Bailey à la barre
La Banque d’Angleterre (BoE) a laissé son taux directeur inchangé à 4 %, mais elle va très bientôt le modifier. La décision d'hier a été prise à la plus courte majorité possible (5 voix contre 4). C’est le grand patron, le gouverneur Andrew Bailey, qui a fait pencher la balance. Lors de la dernière réunion de politique de cette année (18 décembre), ce sera à nouveau le cas, mais Bailey changera de camp.
Hier, la Banque d’Angleterre a publié pour la première fois les arguments individuels des neuf membres du comité, suivant ainsi la recommandation qu'avait formulée l’ancien président de la Réserve fédérale américaine (Fed), Ben Bernanke, lors de son évaluation critique du processus décisionnel de la BoE en avril de l’année dernière. Le comité se divise en deux camps. Les quatre membres qui ont voté pour une réduction à 3,75 % hier constatent que les risques d’inflation ne se matérialisent pas et s’inquiètent surtout de la dégradation du marché du travail. L’équipe (sans Bailey) en faveur du statu quo craint pour sa part une inflation plus tenace, pointant les prévisions d'inflation déjà élevées des ménages et la modification structurelle du marché du travail qui entraîne une forte croissance des salaires. Le gouverneur Bailey a brisé l’impasse (4 contre 4) avec une vision modérée. En septembre, l’inflation a atteint un pic de 3,8 %, au lieu des 4 % redoutés. Une évolution encourageante, mais rien ne prouve encore que le processus de déflation a bel et bien démarré. Bailey estime qu'il vaut mieux attendre les chiffres qui le confirmeront ou non, plutôt que de déjà abaisser les taux maintenant.
Il a ainsi ouvert la porte à un assouplissement en décembre. La Banque d'Angleterre part en effet du principe que les facteurs techniques qui ont alimenté l'inflation jusqu'en septembre vont s'estomper. Selon elle, l’inflation devrait ressortir à respectivement 3,5 % et 2,5 % fin 2025 et 2026 et atteindre l’objectif de 2 % à partir du deuxième trimestre 2027. La balance des risques est plus équilibrée qu’auparavant. Les risques baissiers découlant d’une croissance faible et sous-optimale (en dessous de son potentiel jusqu’en 2027) compensent les risques haussiers. À cet égard, cette future intervention de la BoE fait un peu penser aux deux dernières baisses opérées par la Fed au nom d'une gestion rigoureuse des risques.
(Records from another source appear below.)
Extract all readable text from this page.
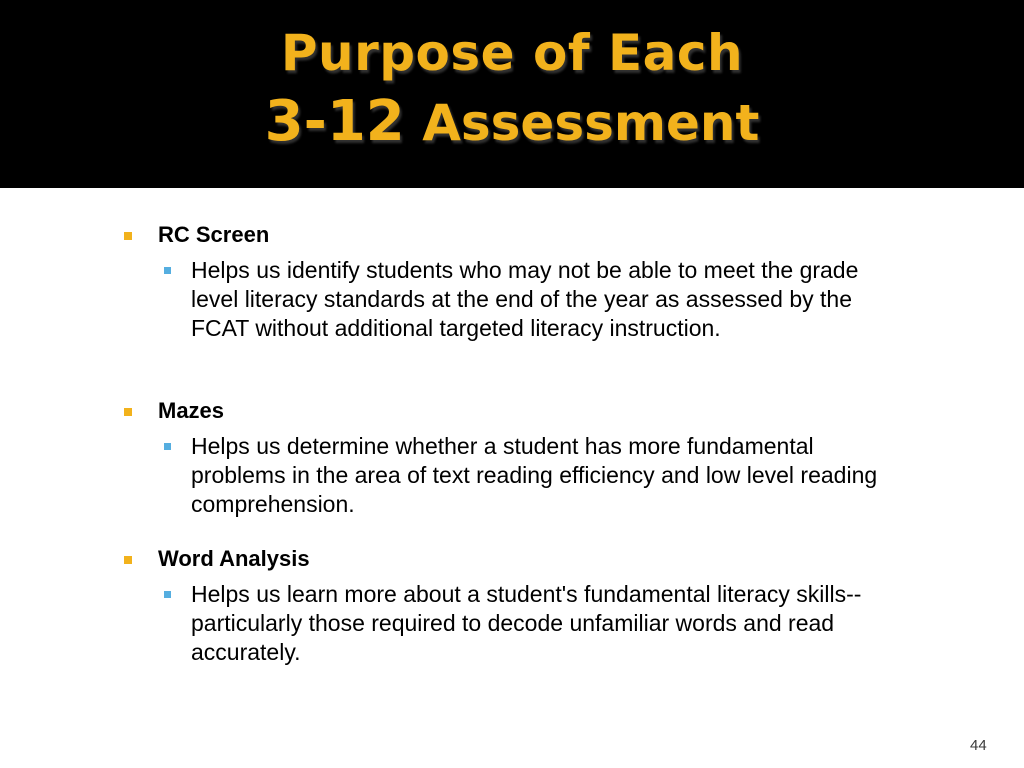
Purpose of Each
3-12 Assessment
RC Screen
Helps us identify students who may not be able to meet the grade level literacy standards at the end of the year as assessed by the FCAT without additional targeted literacy instruction.
Mazes
Helps us determine whether a student has more fundamental problems in the area of text reading efficiency and low level reading comprehension.
Word Analysis
Helps us learn more about a student's fundamental literacy skills--particularly those required to decode unfamiliar words and read accurately.
44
Comme toujours, les nouvelles projections de croissance et d’inflation tiennent compte des anticipations du marché concernant le taux directeur de la BoE. Le marché situe le plancher à +/- 3,5 %, une estimation à laquelle Bailey souscrit également. Si la nouvelle déclaration de politique fait donc mention d'une "trajectoire (de taux) baissière progressive", cela ne signifie pas nécessairement que le cycle de normalisation devrait encore durer longtemps. La majorité des membres du comité sont d'ailleurs d’accord à ce sujet. La BoE a déjà réduit son taux directeur de 125 points de base au total. Et plus celui-ci se rapproche de son niveau d’équilibre (quel qu’il soit), plus la banque centrale devra faire preuve de prudence dans ses assouplissements.
Le marché sous-estime le scénario d’une baisse de taux en fin d’année en estimant cette probabilité à moins de 70 %. Si cette hésitation est liée au budget à venir (26 novembre), elle est injustifiée. Dans les deux passages de son volumineux rapport de politique où elle mentionne le budget, la BoE évoque une "grande incertitude" et/ou un "report des investissements". Les augmentations d'impôts et les réductions de dépenses prévues dans la proposition de la ministre des Finances, Rachel Reeves, vont en effet peser sur la croissance économique et fournir des arguments supplémentaires à la BoE. La livre sterling s'est bien comportée hier malgré tous ces indices, mais cela pourrait ne pas durer. La perte de soutien des taux, la politique budgétaire qui freine la croissance et le sentiment délicat vis-à-vis du risque rendent la monnaie britannique vulnérable. Si le cours EUR/GBP clôture la semaine au-dessus de 0,88, la voie sera techniquement ouverte à un retour à 0,887 et la zone de 0,90.
EUR/GBP : la livre n’a pas d’atouts à jouer.